Predicting outcome/severity

  • In patients with ankylosing spondylitis (not non-radiographic axial SpA), initial conventional radiography of the lumbar and cervical spine is recommended to detect syndesmophytes, which are predictive of development of new syndesmophytes.
  • MRI (vertebral corner inflammatory or fatty lesions) may also be used to predict development of new radiographic syndesmophytes.
  • SOR 9.0 (8.5–9.5), LOE Ib

Predicting Treatment Effect

  • Extensive MRI inflammatory activity (bone marrow edema), particularly in the spine in patients with ankylosing spondylitis, might be used as a predictor of good clinical response to anti-TNF-alpha treatment in axial SpA.
  • Thus, MRI might aid in the decision of initiating anti-TNF-alpha therapy, in addition to clinical examination and CRP.
  • SOR 8.9 (8.3–9.5), LOE Ib

Spinal fracture

  • When spinal fracture in axial SpA is suspected, conventional radiography is the recommended initial imaging method.

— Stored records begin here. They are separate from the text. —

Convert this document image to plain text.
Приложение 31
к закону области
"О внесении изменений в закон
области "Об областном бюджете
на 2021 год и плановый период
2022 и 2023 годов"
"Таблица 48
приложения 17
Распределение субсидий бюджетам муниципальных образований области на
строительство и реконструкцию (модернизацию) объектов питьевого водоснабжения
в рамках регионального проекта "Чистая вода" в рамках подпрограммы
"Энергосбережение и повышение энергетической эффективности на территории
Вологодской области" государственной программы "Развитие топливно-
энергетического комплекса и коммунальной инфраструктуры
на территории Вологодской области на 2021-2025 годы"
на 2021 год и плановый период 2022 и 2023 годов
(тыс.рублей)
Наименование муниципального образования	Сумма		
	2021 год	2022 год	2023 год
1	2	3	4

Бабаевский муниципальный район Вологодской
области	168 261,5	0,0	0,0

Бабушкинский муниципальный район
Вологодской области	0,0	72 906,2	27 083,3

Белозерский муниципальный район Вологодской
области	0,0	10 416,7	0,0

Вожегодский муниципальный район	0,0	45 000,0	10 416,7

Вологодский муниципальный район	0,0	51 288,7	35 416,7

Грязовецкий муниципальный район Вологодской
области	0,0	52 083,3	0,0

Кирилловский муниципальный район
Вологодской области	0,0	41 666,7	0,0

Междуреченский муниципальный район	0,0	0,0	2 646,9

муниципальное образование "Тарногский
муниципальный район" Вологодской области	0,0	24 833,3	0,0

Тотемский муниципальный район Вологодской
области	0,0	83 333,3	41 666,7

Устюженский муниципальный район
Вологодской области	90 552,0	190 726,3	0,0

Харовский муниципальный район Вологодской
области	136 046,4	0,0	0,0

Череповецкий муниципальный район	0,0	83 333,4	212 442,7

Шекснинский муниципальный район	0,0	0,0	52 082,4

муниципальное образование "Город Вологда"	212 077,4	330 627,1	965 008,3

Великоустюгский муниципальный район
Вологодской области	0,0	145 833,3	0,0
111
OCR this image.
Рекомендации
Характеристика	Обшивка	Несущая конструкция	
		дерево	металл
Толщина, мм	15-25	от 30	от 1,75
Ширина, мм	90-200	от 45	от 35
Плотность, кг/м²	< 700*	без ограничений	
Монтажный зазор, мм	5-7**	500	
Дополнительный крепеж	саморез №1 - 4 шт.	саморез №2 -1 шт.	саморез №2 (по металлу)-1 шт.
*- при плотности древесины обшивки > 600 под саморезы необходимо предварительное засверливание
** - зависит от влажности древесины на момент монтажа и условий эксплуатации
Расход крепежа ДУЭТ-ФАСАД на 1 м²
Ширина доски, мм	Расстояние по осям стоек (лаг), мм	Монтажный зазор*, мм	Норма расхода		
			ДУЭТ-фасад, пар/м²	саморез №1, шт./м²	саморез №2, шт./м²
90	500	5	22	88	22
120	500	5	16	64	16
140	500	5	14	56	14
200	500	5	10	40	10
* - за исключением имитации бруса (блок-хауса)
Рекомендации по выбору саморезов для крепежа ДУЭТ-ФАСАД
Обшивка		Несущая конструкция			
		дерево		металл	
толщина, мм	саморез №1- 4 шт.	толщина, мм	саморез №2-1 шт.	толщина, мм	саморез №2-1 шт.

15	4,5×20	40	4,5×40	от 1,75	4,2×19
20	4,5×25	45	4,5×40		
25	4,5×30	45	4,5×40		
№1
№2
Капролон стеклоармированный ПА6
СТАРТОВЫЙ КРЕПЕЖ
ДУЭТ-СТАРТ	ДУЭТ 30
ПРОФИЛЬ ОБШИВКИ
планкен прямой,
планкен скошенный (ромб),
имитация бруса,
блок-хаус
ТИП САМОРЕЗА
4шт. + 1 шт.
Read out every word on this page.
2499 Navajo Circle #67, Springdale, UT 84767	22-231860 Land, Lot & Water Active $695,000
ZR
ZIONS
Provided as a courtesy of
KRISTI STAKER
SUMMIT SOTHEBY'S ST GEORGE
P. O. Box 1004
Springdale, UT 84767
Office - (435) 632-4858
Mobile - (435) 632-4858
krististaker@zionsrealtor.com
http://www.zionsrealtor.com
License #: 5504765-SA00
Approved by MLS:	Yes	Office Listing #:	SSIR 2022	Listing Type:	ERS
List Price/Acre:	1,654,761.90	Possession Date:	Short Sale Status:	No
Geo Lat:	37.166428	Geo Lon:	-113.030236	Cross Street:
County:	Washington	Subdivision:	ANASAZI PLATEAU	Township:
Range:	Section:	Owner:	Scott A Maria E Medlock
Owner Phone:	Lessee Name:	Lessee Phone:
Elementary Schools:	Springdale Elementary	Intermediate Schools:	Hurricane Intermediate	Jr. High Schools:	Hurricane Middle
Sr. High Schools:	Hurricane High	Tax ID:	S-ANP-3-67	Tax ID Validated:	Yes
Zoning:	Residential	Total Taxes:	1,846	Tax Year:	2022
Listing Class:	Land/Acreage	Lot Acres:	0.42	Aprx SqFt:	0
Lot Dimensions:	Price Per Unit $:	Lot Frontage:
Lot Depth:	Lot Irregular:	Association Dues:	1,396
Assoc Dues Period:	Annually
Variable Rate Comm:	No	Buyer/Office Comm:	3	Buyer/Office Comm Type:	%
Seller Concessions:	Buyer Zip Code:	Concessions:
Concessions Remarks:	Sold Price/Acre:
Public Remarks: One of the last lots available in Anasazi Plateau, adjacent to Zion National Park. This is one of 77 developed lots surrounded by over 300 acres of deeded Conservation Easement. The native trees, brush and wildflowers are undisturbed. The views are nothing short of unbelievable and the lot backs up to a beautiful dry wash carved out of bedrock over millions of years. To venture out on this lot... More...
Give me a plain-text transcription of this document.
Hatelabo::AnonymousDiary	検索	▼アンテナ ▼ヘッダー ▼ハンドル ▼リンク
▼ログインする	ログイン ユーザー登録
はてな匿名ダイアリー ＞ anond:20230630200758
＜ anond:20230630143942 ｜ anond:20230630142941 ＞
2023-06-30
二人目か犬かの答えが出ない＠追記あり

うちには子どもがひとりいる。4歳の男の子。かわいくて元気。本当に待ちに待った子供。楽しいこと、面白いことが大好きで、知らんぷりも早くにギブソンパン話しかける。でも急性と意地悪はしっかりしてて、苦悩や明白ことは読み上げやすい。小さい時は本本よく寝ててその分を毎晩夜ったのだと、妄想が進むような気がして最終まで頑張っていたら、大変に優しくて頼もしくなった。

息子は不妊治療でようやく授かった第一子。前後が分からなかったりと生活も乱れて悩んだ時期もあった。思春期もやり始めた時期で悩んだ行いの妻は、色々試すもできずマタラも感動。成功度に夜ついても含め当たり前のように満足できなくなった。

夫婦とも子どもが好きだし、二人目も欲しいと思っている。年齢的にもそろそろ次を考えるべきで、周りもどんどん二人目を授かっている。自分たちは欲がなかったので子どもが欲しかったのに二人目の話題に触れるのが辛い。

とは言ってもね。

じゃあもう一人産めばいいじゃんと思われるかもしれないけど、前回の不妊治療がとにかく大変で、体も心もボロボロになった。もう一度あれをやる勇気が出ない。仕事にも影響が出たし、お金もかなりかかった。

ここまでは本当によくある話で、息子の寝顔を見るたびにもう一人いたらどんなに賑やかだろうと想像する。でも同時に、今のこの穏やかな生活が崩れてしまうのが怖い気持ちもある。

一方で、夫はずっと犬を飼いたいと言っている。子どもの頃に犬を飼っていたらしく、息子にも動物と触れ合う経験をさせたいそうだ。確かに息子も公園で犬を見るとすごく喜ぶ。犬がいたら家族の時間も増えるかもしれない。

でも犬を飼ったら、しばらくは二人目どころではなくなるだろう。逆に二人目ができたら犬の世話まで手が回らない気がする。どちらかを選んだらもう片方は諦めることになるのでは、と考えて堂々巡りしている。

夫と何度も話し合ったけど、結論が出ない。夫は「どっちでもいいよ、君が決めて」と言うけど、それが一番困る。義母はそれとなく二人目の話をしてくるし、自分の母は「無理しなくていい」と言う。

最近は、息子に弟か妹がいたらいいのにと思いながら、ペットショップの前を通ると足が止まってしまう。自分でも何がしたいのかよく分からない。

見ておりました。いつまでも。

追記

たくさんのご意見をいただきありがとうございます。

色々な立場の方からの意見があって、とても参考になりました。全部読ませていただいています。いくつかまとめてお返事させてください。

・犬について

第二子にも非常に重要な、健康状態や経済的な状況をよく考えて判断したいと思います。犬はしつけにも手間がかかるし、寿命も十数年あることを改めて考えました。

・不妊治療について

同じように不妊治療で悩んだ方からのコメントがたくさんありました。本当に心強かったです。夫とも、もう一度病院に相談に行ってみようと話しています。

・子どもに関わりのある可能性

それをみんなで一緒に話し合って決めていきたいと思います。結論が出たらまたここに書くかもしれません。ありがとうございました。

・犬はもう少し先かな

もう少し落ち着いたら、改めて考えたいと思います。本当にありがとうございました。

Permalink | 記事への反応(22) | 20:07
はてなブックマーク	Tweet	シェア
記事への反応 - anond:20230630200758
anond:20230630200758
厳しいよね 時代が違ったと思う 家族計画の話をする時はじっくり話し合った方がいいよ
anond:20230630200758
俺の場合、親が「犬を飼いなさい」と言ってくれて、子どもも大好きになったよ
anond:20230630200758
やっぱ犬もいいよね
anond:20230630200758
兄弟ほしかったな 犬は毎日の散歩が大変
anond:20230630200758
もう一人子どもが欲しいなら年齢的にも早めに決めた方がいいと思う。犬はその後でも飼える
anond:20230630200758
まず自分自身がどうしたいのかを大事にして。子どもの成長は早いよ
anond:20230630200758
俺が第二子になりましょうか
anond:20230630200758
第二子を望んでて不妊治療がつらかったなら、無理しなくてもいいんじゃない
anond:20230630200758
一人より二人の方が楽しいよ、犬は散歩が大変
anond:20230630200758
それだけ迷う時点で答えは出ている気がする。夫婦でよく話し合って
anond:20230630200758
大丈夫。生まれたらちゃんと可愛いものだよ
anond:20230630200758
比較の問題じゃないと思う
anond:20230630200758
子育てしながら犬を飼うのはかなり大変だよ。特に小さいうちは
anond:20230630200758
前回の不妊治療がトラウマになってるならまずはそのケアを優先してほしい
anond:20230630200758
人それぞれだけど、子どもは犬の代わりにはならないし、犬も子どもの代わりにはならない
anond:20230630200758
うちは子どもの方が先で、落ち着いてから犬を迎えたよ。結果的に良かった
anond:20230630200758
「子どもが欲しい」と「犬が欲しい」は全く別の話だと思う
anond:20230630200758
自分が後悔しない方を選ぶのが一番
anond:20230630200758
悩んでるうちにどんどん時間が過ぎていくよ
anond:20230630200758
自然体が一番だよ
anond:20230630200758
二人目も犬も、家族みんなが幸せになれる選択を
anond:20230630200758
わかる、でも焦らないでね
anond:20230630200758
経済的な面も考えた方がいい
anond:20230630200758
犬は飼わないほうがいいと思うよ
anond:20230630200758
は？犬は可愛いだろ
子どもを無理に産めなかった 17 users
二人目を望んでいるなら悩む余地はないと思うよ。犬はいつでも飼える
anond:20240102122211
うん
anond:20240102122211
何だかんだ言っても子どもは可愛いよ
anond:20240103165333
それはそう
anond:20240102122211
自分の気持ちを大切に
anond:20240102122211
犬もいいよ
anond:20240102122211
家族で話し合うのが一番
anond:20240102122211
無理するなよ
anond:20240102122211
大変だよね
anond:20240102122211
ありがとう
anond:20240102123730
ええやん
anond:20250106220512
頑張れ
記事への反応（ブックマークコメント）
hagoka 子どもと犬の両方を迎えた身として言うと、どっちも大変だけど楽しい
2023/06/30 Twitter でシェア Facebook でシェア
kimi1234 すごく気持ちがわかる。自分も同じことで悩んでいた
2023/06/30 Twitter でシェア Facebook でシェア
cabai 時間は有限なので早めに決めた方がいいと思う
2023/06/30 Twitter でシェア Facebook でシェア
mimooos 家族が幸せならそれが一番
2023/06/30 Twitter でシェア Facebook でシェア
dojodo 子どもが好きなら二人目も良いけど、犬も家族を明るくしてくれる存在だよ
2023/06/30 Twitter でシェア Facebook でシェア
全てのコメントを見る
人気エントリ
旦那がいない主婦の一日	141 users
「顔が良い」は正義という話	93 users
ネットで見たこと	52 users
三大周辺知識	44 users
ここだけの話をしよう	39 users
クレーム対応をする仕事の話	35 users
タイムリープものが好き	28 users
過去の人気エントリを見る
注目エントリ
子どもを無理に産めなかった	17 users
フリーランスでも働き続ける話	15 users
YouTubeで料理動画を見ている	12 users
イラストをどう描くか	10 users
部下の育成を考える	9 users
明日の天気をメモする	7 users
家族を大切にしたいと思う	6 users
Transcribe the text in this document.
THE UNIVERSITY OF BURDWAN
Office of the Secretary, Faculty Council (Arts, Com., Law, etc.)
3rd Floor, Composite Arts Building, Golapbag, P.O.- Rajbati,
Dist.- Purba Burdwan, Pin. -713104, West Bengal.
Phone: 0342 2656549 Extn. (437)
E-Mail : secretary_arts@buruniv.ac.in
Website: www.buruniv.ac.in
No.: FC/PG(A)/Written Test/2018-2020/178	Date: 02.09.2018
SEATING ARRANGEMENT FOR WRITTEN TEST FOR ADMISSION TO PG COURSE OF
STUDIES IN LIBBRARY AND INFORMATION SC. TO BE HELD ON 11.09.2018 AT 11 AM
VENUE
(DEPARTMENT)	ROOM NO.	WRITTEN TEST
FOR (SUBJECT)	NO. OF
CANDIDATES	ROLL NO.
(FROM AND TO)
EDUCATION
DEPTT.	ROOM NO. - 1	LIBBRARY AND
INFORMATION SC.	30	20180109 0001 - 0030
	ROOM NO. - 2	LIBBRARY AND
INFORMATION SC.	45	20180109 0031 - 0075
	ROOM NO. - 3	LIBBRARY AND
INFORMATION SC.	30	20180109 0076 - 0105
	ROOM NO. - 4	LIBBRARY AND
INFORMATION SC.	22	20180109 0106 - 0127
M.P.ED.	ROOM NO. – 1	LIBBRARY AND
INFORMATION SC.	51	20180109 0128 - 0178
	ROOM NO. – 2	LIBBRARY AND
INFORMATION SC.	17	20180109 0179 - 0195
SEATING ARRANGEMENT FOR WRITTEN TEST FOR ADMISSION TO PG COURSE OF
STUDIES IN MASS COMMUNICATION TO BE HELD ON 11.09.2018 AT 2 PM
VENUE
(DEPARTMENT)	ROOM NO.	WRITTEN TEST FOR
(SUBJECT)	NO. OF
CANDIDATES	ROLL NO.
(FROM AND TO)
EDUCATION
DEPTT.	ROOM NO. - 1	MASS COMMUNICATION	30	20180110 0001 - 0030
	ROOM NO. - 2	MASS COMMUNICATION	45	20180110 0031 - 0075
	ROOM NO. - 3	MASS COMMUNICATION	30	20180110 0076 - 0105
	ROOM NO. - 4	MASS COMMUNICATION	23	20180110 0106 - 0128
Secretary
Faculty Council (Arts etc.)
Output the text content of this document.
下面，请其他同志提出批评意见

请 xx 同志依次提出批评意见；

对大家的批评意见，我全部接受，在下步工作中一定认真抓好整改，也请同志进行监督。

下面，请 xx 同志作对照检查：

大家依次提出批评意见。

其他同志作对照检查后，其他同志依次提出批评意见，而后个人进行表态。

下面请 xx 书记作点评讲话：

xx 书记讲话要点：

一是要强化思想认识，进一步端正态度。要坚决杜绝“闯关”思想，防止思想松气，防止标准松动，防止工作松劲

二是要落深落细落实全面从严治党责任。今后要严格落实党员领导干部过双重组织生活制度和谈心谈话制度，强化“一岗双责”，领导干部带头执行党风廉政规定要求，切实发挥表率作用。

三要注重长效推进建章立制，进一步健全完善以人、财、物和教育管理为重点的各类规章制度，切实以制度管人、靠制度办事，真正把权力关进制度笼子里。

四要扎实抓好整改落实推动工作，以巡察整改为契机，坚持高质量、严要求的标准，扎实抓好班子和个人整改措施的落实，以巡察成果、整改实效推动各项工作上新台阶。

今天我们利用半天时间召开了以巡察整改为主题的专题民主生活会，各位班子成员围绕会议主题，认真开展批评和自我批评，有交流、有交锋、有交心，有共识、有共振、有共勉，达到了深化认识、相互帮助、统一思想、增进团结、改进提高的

If conventional radiography is negative, CT should be performed. MRI is an additional imaging method to CT, which can also provide information on soft tissue lesions.
  • SOR 9.3 (8.9–9.7), LOE IV


  • In patients with axial SpA without syndesmophytes in the lumbar spine on conventional radiography, osteoporosis should be assessed by hip DXA and AP-spine DXA.
  • In patients with syndesmophytes in the lumbar spine on conventional radiography, osteoporosis should be assessed by hip DXA, supplemented by either spine DXA in lateral projection or possibly QCT of the spine.